Class-Conditional Free Text-Guided Generation
Jake-wei opened this issue · comments
Thank you for your great work. Your implementation is based on class-conditional MAR models, which are limited. Is there a plan to train an MAR model with class-conditional free text guidance?
It seems that the shape of the noise tensor is constrained by the token embedding dimension during inference, so the MAR model can only generate images with a size of 256x256?
Thanks for your interest. Our models are trained on ImageNet, which is a class-conditional image generation benchmark. Text-to-image generation requires training on large-scale image-text dataset and is an interesting future direction.
MAR could be potentially used for image outpainting as it is based on AR (similar to MaskGIT). In this way, you can generate images with any size by keeping outpainting existing image.
Thanks for your interest. Our models are trained on ImageNet, which is a class-conditional image generation benchmark. Text-to-image generation requires training on large-scale image-text dataset and is an interesting future direction.
MAR could be potentially used for image outpainting as it is based on AR (similar to MaskGIT). In this way, you can generate images with any size by keeping outpainting existing image.
In the sample_tokens function of the MAR class, the seq_len is set to 256, which determines the generation resolution to be 256. Can the seq_len be set to others value to generate images beyond 256?

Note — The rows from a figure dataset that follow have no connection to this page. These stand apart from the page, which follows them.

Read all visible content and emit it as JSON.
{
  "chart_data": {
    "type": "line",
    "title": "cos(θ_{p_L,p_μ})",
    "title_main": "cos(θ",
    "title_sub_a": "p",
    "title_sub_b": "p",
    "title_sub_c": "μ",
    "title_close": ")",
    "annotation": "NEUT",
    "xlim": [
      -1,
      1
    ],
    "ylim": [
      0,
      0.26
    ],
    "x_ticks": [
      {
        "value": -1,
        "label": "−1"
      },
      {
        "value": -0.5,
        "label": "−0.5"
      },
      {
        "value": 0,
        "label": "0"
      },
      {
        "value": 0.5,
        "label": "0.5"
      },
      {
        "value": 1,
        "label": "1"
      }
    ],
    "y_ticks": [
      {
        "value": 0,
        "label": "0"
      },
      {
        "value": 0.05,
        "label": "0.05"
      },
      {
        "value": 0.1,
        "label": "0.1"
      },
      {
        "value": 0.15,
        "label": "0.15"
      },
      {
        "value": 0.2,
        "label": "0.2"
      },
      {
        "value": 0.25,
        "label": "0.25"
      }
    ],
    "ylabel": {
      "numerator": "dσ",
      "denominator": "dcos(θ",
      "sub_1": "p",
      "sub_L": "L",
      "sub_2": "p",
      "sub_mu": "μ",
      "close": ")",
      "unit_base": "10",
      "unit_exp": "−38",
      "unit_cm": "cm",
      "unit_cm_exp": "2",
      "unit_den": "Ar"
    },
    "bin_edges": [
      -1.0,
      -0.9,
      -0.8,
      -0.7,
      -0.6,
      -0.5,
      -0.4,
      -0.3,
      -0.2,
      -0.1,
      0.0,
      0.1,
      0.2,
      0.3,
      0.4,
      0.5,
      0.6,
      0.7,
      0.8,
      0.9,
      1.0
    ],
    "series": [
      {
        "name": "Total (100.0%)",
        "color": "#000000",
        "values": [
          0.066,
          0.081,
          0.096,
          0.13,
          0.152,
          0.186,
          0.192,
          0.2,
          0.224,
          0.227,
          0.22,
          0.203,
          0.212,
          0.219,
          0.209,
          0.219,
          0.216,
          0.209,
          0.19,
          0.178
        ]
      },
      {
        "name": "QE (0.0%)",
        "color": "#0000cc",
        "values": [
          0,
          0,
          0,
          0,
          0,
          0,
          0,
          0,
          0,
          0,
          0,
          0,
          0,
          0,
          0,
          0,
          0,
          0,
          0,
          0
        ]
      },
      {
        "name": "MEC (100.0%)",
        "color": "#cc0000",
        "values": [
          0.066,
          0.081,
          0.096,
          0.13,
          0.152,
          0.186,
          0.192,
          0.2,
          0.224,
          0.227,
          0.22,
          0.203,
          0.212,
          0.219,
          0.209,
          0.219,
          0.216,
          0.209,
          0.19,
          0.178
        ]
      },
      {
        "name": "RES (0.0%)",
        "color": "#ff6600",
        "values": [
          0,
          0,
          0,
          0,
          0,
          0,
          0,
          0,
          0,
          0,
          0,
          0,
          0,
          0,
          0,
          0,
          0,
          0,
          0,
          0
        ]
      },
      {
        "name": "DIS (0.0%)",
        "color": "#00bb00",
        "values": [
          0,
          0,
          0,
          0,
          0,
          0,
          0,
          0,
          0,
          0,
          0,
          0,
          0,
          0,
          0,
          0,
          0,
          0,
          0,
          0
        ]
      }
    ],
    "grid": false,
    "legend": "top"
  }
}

The seq_len is set to 256 and cannot be changed because it is correlated with the learned position embeddings. One trick you can play (similar to MaskGIT) is that once you generate a 256x256 image, you can take the right half of it as the unmasked left half of a new image and generate the right half of the new image again. This will extend your image to 256x384, and this is what I meant by "keeping outpainting existing image".